25 November 2007, 11:13 AM
dandelionIt's been said that enough monkeys wielding enough typewriters would eventually reproduce all the world's classics. The internet has proven this untrue.
25 November 2007, 12:54 PM
Nard KordellNico:
Ray needs to re-open that Bible of his. The temptations Jesus suffered were not his own, but all of mankind. Christ had it leaps and bounds beyond the tides of voices of the internet.
26 November 2007, 12:56 PM
Nard KordellWas I on some sort of vacation or something when this came out?
http://www.youtube.com/watch?v=HicaK7NTHQI28 November 2007, 01:16 AM
dandelionquote:
Originally posted by fjp451:
Golden Compass is no kids' movie and carries a very sinister theme (and agenda).
http://www.christianitytoday.com/ct/2007/december/12.36.html28 November 2007, 07:46 AM
fjp451Dandy, what an article!
$o what i$ Nicole Kidman'$ motivation, ultimately. Maybe, $he i$ $imply comfortable with the fact the movie "It i$n't ALL anti-Catholic."
28 November 2007, 09:40 AM
Doug Spauldingquote:
Originally posted by fjp451:
Dandy, what an article!
Quite.
I think I won't be seeing Mr Pullman's story come to life on the screen, nor will I open his books. Anyone who says the following about Jack Lewis is not worthy of my further consideration - I may not embrace Lewis's conservative Christian views, but you cannot argue his merits as a writer.
Pullman, writing in The Guardian on the occasion of Lewis's centenary in 1998, said the Narnia books are "one of the most ugly and poisonous things I have ever read," with "no shortage of nauseating drivel."
To the contrary Mr Pullman, the
Narnia books are
seven of the most
beautiful and
atoxic things I have ever read.
So there.
28 November 2007, 10:04 AM
Nard KordellMaybe someone can convince Pullman to do a book about Muhammad along the same lines.
http://www6.comcast.net/news/articles/general/2007/11/2.../?cvqh=itn_teddybear28 November 2007, 11:20 AM
dandelionCute, Nard...very cute!
28 November 2007, 04:42 PM
Nicoquote:
Originally posted by dandelion:
quote:
Originally posted by fjp451:
Golden Compass is no kids' movie and carries a very sinister theme (and agenda).
http://www.christianitytoday.com/ct/2007/december/12.36.html
Although the article has several valid points, such a magazine is obviously paranoid and biased.
28 November 2007, 06:00 PM
Doug Spauldingquote:
Originally posted by Nico:
Although the article has several valid points, such a magazine is obviously paranoid and biased.
Clearly it's biased toward Christianity from its very title.
28 November 2007, 06:15 PM
Phil Knox NICO"
Christianity TODAY" is biased and paranoid?
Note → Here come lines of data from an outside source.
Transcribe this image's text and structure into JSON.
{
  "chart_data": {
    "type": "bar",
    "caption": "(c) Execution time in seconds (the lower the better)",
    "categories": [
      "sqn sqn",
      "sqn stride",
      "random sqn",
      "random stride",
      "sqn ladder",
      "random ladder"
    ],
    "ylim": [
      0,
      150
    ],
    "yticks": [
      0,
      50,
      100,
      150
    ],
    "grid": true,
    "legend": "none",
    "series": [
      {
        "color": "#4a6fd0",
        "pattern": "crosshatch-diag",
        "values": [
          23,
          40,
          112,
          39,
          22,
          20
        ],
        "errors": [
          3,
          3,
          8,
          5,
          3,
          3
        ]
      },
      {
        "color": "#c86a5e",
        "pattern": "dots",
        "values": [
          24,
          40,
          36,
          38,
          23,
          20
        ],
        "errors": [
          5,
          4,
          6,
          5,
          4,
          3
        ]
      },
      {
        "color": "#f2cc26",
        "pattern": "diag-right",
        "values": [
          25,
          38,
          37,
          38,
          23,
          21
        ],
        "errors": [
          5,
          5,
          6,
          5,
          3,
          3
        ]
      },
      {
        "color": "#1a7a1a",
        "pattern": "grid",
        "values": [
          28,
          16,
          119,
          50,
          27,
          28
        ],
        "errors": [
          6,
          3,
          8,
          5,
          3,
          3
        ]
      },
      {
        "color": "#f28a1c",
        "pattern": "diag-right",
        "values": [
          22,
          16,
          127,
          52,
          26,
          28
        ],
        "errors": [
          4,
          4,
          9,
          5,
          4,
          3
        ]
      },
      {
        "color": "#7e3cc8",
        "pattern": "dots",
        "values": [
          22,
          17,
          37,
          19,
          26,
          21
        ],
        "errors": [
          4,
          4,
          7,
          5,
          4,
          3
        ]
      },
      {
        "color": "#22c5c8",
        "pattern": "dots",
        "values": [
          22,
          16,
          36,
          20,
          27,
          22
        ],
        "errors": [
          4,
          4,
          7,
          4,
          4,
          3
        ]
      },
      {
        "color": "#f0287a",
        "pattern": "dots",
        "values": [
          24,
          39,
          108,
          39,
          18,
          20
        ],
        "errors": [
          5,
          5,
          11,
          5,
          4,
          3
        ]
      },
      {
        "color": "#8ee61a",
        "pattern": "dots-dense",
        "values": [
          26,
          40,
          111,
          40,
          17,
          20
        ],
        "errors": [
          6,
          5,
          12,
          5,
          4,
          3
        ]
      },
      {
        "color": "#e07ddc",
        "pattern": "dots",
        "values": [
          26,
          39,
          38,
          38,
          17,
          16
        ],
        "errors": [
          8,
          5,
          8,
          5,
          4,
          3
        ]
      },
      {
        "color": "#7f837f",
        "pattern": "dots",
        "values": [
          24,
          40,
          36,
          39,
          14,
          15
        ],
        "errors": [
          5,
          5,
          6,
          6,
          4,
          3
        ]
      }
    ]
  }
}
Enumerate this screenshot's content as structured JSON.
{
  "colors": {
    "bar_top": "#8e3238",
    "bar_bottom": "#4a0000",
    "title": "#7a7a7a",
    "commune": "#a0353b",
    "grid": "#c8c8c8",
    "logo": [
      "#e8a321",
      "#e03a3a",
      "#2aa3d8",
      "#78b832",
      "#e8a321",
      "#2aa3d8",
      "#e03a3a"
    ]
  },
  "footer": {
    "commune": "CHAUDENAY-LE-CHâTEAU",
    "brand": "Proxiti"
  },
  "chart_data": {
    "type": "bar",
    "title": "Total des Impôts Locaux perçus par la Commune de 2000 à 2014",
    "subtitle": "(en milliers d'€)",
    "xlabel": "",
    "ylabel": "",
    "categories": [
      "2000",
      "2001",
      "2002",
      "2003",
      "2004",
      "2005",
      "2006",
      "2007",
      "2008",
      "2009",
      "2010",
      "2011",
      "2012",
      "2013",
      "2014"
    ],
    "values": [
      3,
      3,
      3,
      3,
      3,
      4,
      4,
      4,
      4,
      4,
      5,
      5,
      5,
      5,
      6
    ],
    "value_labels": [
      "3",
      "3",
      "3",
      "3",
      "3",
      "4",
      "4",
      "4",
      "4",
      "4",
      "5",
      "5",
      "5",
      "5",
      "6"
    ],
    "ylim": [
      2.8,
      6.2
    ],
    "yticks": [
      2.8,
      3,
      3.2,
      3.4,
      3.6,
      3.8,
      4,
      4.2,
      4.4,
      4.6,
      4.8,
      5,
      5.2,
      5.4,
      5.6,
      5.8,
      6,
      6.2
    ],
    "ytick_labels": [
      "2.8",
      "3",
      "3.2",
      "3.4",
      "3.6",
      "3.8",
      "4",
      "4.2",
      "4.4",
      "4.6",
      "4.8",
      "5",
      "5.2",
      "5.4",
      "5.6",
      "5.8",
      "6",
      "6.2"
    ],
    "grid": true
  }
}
Really?
Well, then, let me ask you a question:
What do you think of Muhammad the Prophet?
28 November 2007, 10:55 PM
Nicoquote:
Originally posted by Phil Knox:
NICO
"Christianity TODAY" is biased and paranoid? Really?
Well, then, let me ask you a question:
What do you think of Muhammad the Prophet?
I think he was a merchant who started a religion. It was going along great, until he died and the cultural taboos and practices of the people a few hundred miles north of his deathbed were added (I.E. required dress, stigma against educating women) to his religious texts (both the Quaran, which was meant to remain unaltered, and the hadiths.)My guess is that the original version of the Quaran was almost as different from today's version as the Bible was from it's common versions today.
But what do I THINK of him? I never met him, so I cannot say.